Transferts d’énergie sur Jupiter

Transferts d’énergie sur Jupiter

À la tête d’un groupe international, Lia Siegelman (Scripps) et Patrice Klein, chercheur émérite au LMD, montrent dans Nature Physics que la convection humide entraîne un transfert d’énergie à grande échelle aux hautes latitudes joviennes.

Fig. 1 | Image infrarouge du pôle Nord de Jupiter. Le cercle pointillé à 80°N est à environ 12 000 km du pôle. La région analysée dans le papier (rectangle noir) comprend le cyclone polaire, une partie des cyclones circumpolaires et deux plus petits anticyclones (éléments noirs reliés entre eux).

L’atmosphère de Jupiter est l’un des endroits les plus turbulents du système solaire. Alors que les observations d’éclairs et d’orages suggèrent que la convection humide est une source d’énergie à petite échelle pour les tourbillons et les jets zonaux à grande échelle de Jupiter, cela n’a jamais été démontré en raison de la faible résolution spatiale des observations d’avant 2016. Depuis cette date, la sonde spatiale JUNO de la NASA envoie sur Terre des images de Jupiter d’une qualité exceptionnelle et inégalée (pixel de 10 km) et en particulier des pôles de cette planète gazeuse géante qui n’avaient jamais été survolés. Ces images, dans le spectre infrarouge et visible, révèlent une densité contrastée de nuages d’ammonium, constituée de régions de nuages minces où il est possible de voir l’intérieur très chaud de Jupiter, et donc correspondant à des températures chaudes, et de nuages épais correspondant à des températures froides (Figure 1). L’organisation spatiale de ces nuages révèle la signature d’une multitude de tourbillons et filaments de différentes tailles allant de 50 km jusqu’à un cluster remarquable de grands cyclones circumpolaires (5000 km de diamètre) entourant un cyclone polaire.
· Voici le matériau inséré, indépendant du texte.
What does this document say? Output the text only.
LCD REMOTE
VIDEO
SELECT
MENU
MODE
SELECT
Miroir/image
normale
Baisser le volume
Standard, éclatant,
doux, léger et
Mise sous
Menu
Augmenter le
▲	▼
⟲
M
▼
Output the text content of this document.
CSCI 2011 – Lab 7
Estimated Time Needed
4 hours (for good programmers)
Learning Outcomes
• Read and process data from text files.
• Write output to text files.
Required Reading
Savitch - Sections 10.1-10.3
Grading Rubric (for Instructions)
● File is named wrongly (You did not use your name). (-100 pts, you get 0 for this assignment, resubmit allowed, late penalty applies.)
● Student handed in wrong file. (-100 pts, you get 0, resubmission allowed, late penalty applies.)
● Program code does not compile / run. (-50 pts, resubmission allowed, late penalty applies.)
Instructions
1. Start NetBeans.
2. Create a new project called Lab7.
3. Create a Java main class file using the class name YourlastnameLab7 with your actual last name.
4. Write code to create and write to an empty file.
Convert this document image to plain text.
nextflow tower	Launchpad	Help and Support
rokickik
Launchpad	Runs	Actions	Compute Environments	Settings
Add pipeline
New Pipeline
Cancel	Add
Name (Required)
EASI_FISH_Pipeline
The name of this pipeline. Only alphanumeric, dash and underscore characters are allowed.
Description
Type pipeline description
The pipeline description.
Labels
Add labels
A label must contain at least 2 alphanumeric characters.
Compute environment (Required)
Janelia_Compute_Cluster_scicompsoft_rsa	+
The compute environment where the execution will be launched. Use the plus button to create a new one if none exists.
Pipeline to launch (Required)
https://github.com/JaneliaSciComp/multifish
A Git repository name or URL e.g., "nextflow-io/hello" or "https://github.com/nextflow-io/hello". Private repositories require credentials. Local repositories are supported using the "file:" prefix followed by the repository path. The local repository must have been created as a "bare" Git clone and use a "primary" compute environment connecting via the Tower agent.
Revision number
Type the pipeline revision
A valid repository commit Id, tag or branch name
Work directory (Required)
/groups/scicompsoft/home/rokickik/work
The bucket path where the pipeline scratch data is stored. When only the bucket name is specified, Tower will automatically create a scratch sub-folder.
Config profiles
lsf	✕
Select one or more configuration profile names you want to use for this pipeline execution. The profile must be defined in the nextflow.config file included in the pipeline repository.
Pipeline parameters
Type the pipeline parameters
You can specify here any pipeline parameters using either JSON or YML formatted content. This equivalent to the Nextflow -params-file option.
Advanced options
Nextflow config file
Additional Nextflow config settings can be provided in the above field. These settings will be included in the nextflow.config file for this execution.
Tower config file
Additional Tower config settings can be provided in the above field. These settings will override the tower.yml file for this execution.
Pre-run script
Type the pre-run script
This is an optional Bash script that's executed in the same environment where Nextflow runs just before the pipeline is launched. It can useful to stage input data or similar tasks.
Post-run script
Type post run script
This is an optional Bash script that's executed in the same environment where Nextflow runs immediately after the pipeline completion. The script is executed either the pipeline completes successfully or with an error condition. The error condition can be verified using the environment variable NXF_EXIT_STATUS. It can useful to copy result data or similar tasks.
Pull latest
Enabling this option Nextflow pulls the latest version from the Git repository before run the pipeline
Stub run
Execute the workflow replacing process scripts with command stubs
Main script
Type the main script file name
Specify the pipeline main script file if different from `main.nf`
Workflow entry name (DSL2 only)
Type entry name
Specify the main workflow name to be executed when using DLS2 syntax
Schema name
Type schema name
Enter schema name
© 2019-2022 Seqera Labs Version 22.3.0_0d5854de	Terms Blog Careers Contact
Ces images ont fourni à un groupe international constitué de chercheurs français, italiens et américains – océanographes physiciens et physiciens des planètes – la matière d’une nouvelle étude publiée aujourd’hui dans la revue Nature Physics dont le premier auteur est Lia Siegelman. Lia et ses co-auteurs ont eu l’idée d’extraire la dynamique associée à ces nuages en les interprétant en termes d’épaisseur optique qu’ils ont reliés à la dénivellation de la tropopause. Ils se sont ensuite appuyés sur une méthode de dynamique des fluides géophysiques, actuellement utilisée en océanographie, pour quantifier les mouvements associés à la multitude de tourbillons présents sur ces images infrarouges et visibles. Un des résultats remarquables est la carte de vorticité relative (un index associé au spin des tourbillons, cf Figure 2) qui indique que la période de rotation des tourbillons, en particulier ceux de tailles intermédiaires, est similaire à celle de Jupiter (~9h). Les chercheurs ont ensuite pu relier l’énergie cinétique associée à ces tourbillons à l’énergie associée à la convection dans les nuages d’ammonium, elle-même estimée à partir de profils verticaux moyens de température obtenus par d’autres missions spatiales. Lia et ses co-auteurs en ont déduit que les nuages (de 50 à 100 km de diamètre) créent des petits tourbillons qui eux-mêmes fusionnent pour former des tourbillons de plus en plus grands jusqu’aux grands cyclones, notamment les cyclones circumpolaires et le cyclone polaire.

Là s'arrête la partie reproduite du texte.